IS IT FOR CANONISTS, OR FOR THEOLOGIANS,TO DECIDE WHO IS A HERETIC? WILLIAM OF OCKHAM BOOK 1 CHAPTER 14
Student: AS MUCH AS I understand, that second assertion still pleases me more. Indicate, therefore, how they try to reply to the opposing arguments.
Master: Some reply to the first [argument] by saying that although in general it is chiefly theologians who ought to know who should be judged pertinacious, yet in some circumstances canonists reflect more purposefully on some particular way of convicting an errant of pertinacity (though, also, if doubt and disagreement about this way were to arise among canonists it would pertain to theologians, by applying theological and universal [principles] to these particulars, to judge more profoundly and surely , although perhaps after a drawn out and long investigation and consultation). Thus they say that there are many ways of arriving at knowledge of the pertinacity of someone erring against the faith, some of which have regard to the order of legal proceedings, for instance, if an errant called to trial refuses to come, if he comes but refuses to reply, if he wickedly tries to evade the trial and examination. Now, canonists deal more explicitly than theologians with such ways of convicting heretics with respect to many circumstances that pertain to the order of legal proceedings. Yet in general and with respect to many other ways of convicting of pertinacity it pertains more to theologians to deal with pertinacity.
Student: Can anyone be convicted of pertinacity outside a court?
Master: No one is convicted by the authority of office outside a court, or without the authority of a judge; nevertheless, someone is convicted outside a court in so far as his evil comes so much to the knowledge of others on the evidence of the facts that it is permissible without temerity to regard him as a pertinacious heretic.
Student: Speak to the form of that first argument
Master: In respect of its form it is said that when it is taken [as a premise] that no one erring against the faith should be judged as pertinacious except someone who defends his error once he has been corrected by his prelate, this is manifestly false, because there are other ways outside any court of detecting someone in error due to obvious pertinacity. For theologians, not canonists, would detect as obviously pertinacious anyone who swore to defend forever some heresy not mentioned in the decretals or in the whole science of the canonists but only in theology.
To the second argument it is said that all contumacy is pertinacity, but not all pertinacity should be regarded as contumacy in the strict sense. And therefore even if it were canonists who chiefly reflect on contumacy, it does not follow that they should chiefly investigate pertinacity, because often a superior science deals with universals and an inferior one with particulars.

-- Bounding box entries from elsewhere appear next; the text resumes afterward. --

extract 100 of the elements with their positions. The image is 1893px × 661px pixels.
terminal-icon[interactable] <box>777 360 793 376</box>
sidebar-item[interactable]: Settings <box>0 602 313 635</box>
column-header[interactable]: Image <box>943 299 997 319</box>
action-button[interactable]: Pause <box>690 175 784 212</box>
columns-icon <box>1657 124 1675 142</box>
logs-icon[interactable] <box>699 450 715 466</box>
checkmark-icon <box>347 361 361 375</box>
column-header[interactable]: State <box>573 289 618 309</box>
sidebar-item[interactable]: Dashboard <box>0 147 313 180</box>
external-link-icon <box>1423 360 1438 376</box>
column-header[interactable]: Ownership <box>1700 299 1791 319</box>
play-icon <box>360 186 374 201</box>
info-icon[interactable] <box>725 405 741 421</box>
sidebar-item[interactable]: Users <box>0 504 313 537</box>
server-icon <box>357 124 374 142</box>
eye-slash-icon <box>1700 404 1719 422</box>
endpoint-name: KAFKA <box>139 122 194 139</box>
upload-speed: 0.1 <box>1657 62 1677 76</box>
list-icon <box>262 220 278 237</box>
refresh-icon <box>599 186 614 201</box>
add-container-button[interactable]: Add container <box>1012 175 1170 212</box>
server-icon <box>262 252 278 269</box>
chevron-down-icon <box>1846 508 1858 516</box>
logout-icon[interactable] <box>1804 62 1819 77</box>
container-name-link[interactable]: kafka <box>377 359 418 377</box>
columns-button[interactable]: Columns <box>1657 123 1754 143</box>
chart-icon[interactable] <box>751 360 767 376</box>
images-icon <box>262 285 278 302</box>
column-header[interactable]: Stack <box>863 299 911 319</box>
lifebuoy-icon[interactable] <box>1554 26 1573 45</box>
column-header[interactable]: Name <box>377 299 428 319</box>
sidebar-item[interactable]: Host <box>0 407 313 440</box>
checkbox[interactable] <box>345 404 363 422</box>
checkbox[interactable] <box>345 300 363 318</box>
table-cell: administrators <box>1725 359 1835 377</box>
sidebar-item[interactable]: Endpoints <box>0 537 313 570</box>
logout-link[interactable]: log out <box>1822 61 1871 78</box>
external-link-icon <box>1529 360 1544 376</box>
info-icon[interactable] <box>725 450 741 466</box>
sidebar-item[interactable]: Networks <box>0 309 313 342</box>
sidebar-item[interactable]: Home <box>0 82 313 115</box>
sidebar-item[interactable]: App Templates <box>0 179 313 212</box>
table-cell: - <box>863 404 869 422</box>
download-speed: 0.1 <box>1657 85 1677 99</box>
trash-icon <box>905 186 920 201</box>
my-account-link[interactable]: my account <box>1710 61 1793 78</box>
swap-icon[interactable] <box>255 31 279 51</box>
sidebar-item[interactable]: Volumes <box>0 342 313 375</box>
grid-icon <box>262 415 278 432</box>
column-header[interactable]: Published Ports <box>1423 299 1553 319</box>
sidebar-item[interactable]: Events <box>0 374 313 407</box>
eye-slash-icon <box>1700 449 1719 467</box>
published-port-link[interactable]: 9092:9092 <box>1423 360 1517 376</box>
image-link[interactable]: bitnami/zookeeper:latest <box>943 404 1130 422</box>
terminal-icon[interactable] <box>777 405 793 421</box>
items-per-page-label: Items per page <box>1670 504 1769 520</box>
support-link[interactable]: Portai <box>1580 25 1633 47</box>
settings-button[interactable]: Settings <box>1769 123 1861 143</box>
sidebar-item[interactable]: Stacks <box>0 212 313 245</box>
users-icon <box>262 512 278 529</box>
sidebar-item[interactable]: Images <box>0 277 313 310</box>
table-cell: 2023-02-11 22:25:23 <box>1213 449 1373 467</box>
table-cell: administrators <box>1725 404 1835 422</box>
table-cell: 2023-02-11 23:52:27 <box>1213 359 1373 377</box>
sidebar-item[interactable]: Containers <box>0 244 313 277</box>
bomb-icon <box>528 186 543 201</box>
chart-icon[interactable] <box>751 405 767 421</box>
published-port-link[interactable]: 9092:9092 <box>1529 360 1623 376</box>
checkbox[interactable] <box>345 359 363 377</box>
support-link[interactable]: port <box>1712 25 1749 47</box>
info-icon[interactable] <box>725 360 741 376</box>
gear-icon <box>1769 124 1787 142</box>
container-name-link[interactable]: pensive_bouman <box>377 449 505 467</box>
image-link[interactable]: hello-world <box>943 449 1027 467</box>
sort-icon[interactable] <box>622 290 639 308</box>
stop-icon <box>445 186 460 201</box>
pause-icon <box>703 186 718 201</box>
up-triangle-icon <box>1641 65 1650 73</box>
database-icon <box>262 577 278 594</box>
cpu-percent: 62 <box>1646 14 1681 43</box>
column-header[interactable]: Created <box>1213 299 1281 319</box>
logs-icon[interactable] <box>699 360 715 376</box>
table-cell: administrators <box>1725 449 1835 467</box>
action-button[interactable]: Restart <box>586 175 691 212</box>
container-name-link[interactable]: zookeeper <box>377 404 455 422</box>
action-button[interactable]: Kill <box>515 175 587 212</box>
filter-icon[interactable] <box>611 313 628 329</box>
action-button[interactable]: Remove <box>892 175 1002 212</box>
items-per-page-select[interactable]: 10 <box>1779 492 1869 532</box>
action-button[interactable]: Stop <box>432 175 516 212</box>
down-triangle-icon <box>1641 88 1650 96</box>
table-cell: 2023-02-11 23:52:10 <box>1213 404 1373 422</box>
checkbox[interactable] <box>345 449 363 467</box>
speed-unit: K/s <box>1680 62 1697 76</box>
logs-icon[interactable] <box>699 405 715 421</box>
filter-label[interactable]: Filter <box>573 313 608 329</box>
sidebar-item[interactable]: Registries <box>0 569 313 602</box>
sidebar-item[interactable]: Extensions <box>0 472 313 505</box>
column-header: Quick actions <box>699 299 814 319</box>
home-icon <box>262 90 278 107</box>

Neither do Gregory and Augustine say that all pertinacity is contumacy, although they mean that heretics should often be judicially condemned for contumacy.
They reply to the third argument that he to whom the punishment of any crime pertains to him too some kind of cognizance, at least of a general and confused kind or of a kind which is received from another, of the same crime pertains; but it is not necessary that a scientific investigation or a subtle and profound cognizance of the same crime pertain chiefly to him. For the ultimate punishment of a heretic who refuses to retreat from his error after he has been relinquished to a secular court pertains to a secular judge, and yet it does not pertain chiefly to a secular judge to know who should be regarded as a heretic. Secular judges also ought to punish with an appropriate penalty those who forge money and artisans who make forgeries contrary to their art, and yet moneyers and artisans detect more acutely than judges forged money and other goods. So although canonists reflect on how those who are pertinacious in error against the faith must be punished justly, theologians do nevertheless detect much more surely those who err in pertinacity, just as those who hang thieves know better than judges how thieves ought to be hanged, yet know less the seriousness of the villainy.